No Alentejo podemos descobrir climas de matriz claramente continental, com verões extremados, quentes e secos, a par de invernos gélidos. Mas poderemos também descobrir uma orla costeira de influência marítima explícita, com verões temperados e húmidos, seguidos por invernos suaves e relativamente amenos. No Alentejo encontramos áreas de serra e vales, zonas de montanha de encostas abruptas e escarpadas e territórios dominados pelas longas planícies. No Alentejo poderemos encontrar solos calcários e de barro, muito xisto, mármore granito areia ou solos pardos muito antigos.
No Alentejo podemos sofrer com a ardência do calor inclemente, com o inferno do tempo quente e seco sem ponta de humidade… ou refrescar-nos com a frescura das terras altas, com a humidade e a brisa retemperadora do alto das serras, com as brisas marítimas que refrescam as zonas costeiras. Podemos esbarrar em regiões ressequidas e sem gota de água superficial, territórios mal povoados de vida penosa, solos pobres e produtividade quase nula ou tropeçar em zonas húmidas e alagadas, zonas férteis e produtivas que se dedicam às culturas do arroz e milho. No Alentejo avistamos a sul lavouras de sequeiro, longas planuras quase despojadas de coberto vegetal, enquanto a norte poderemos descobrir manchas arborizadas, terras de pinhal e montados que afastam o estereótipo associado à região.

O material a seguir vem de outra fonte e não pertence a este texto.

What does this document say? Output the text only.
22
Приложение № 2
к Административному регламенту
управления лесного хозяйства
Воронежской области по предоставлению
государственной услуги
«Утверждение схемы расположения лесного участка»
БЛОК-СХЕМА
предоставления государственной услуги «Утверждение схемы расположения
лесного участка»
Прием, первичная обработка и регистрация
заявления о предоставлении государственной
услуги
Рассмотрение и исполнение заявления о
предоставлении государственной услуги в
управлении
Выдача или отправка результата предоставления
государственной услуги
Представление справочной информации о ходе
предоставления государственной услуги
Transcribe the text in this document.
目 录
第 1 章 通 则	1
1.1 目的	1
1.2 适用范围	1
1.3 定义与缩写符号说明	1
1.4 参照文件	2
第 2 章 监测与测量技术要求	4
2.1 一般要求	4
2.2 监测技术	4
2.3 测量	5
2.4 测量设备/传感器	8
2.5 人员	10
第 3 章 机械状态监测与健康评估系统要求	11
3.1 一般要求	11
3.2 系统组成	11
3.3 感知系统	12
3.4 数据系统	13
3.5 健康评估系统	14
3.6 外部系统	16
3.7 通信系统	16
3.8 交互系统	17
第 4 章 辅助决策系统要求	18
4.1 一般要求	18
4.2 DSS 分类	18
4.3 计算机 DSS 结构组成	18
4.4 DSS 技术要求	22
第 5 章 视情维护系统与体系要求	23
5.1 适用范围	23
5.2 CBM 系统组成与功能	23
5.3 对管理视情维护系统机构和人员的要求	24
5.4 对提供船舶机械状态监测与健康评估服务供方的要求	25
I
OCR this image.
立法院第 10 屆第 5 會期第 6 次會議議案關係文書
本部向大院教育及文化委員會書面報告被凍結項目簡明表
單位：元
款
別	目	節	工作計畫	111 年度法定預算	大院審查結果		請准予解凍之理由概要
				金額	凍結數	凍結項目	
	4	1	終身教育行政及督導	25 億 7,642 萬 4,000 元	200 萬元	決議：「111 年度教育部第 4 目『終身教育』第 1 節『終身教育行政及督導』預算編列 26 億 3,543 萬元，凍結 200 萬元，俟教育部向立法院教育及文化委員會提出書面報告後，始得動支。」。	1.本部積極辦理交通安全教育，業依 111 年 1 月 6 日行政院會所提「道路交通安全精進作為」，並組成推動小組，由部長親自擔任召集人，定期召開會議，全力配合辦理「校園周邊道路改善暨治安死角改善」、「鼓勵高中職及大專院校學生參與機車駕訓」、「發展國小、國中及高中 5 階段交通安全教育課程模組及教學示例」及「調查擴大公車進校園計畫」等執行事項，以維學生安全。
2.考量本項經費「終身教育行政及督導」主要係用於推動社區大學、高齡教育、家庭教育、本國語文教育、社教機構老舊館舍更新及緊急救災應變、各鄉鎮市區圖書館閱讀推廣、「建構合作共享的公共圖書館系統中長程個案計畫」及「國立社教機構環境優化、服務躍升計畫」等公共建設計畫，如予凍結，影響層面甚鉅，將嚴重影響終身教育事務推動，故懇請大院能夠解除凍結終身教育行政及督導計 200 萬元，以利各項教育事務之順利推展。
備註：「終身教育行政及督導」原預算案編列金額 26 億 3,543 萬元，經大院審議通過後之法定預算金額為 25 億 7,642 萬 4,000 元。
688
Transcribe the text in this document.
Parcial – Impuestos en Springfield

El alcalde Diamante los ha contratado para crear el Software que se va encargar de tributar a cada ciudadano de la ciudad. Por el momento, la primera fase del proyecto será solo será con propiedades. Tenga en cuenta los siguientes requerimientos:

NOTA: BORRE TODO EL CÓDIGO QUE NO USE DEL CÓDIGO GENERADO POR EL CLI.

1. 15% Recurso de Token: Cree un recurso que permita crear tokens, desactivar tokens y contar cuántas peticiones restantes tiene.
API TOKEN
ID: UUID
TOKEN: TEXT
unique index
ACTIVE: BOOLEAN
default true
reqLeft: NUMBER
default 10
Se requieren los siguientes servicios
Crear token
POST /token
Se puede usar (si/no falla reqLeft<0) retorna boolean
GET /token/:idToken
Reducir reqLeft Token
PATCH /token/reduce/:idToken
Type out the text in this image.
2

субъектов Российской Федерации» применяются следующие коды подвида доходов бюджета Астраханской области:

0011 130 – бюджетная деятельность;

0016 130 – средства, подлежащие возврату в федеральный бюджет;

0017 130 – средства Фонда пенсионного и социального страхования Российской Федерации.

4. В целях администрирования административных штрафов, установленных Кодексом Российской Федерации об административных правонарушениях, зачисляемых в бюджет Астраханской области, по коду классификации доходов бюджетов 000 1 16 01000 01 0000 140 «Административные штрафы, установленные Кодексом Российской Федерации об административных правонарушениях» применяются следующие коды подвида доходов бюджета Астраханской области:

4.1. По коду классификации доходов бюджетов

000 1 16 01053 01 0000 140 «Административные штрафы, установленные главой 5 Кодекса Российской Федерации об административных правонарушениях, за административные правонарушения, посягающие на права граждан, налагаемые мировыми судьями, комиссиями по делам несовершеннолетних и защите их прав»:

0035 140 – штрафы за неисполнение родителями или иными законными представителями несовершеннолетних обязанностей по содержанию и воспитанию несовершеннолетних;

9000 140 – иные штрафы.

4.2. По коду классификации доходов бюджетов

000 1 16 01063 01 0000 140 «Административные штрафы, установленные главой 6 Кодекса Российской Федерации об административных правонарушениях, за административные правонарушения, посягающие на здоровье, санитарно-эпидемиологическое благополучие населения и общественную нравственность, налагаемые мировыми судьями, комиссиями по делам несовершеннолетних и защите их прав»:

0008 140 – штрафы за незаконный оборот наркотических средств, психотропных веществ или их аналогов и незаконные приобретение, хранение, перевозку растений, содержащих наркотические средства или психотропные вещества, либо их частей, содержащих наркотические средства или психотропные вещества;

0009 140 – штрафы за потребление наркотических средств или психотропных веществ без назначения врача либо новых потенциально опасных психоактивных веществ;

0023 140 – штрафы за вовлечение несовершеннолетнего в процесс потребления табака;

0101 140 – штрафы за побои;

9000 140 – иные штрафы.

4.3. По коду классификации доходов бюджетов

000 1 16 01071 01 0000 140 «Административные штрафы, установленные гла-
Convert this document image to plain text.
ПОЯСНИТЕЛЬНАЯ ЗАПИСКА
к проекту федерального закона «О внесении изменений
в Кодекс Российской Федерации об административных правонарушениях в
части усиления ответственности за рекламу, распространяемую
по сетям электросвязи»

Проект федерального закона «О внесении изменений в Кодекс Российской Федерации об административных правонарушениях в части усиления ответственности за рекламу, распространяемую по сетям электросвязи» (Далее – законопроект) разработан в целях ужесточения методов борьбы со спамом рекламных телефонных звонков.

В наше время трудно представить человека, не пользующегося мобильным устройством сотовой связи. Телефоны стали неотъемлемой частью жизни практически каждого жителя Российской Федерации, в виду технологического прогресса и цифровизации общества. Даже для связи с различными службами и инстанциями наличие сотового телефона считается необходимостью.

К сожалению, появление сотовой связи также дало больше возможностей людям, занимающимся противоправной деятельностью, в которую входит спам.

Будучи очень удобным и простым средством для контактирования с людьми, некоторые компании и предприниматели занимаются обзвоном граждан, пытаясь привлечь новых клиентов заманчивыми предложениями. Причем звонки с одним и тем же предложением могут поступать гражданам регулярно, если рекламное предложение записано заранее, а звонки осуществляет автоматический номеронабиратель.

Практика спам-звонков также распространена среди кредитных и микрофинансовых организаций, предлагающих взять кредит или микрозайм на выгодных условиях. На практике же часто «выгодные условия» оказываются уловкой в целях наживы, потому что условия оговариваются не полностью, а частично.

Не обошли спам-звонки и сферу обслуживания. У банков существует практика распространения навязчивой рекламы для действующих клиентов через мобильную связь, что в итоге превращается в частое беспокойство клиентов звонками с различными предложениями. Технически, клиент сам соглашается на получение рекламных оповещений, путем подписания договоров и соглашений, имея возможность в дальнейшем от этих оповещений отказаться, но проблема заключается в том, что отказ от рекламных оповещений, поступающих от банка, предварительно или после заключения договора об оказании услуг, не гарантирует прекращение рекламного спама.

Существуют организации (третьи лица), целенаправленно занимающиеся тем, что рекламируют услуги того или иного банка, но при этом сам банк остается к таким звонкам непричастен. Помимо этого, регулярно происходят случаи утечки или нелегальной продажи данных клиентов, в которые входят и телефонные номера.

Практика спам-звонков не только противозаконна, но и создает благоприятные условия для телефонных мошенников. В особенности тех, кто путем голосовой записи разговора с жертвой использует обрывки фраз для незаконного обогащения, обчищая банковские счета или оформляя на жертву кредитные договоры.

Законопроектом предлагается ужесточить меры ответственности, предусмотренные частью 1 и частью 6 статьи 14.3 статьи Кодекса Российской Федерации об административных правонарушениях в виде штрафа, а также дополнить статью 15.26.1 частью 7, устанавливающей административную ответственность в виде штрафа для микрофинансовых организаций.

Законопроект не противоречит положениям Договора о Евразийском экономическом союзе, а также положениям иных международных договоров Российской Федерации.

Podemos encontrar herdades impressionantes na extensão, vinhas colossais que se estendem até onde a vista alcança, ao mesmo tempo que avistamos pequenas hortas, vinhas de projectos pequenos que por vezes desafiam a lógica financeira. Podemos encontrar muitas vinhas jovens conduzidas de forma moderna e segundo as tendências da moda a par de vinhas muito velhas, algumas delas sem condução aparente e dispostas individualmente em taça, mantendo o aspecto de um classicismo desmesurado.
No Alentejo podemos encontrar vinhas recheadas por uma macedónia de castas regionais e provenientes de outras paragens, variedades nacionais ou estrangeiras, a par com algumas das resistentes regionais hoje quase perdidas e frequentemente desvalorizadas. Uma diversidade notável que não esconde uma preocupação natural sobre quantas variedades alentejanas terão sido perdidas durante a malfadada campanha cerealífera do Estado Novo? Mas também uma diversidade que tem vindo a ser preservada e resgatada do esquecimento graças ao empenho dedicado de um pequeno grupo de pequenos e grandes produtores da região que não poupam esforços para defender o património genético alentejano.
Falamos do Alentejo como se fosse uma só realidade, usamos a palavra no singular quando na verdade deveríamos falar do Alentejo no plural. Referimo-nos ao Alentejo como o grande sul, esquecendo-nos que geograficamente uma parte significativa do Alentejo reside no centro de Portugal. Basta pensar que Borba se situa a norte de Lisboa ou que Portalegre se situa mais a norte que a cidade de Santarém.
O Alentejo oferece muitas esquinas, muitas personalidades e muitos feitios. Algumas dessas faces, as menos tradicionais, raramente estão representadas no estereótipo do Alentejo, um Alentejo diferente que se aparta dos chavões do costume. Existe o Alentejo das searas e dos olivais, o Alentejo fresco mas seco, o Alentejo das terras do Norte mas também o Alentejo raiano de terras recentemente desbravadas que não tinham tradição na vinha. Existe o Alentejo das montanhas, as serras de solos rochosos e paupérrimos mas de clima fresco e húmido, de água pródiga e de longa tradição na vinha. E existe ainda um Alentejo da água farta e copiosa, o Alentejo da exuberância do verde e do barro onde a vinha cresce e floresce com a vista dos arrozais a pontuar o horizonte.
Um Alentejo de concepções divergentes que alarga os conceitos e fundamentos da região ilustra a diversidade da região que garante que os vinhos alentejanos estão longe de apresentar um discurso monocórdico.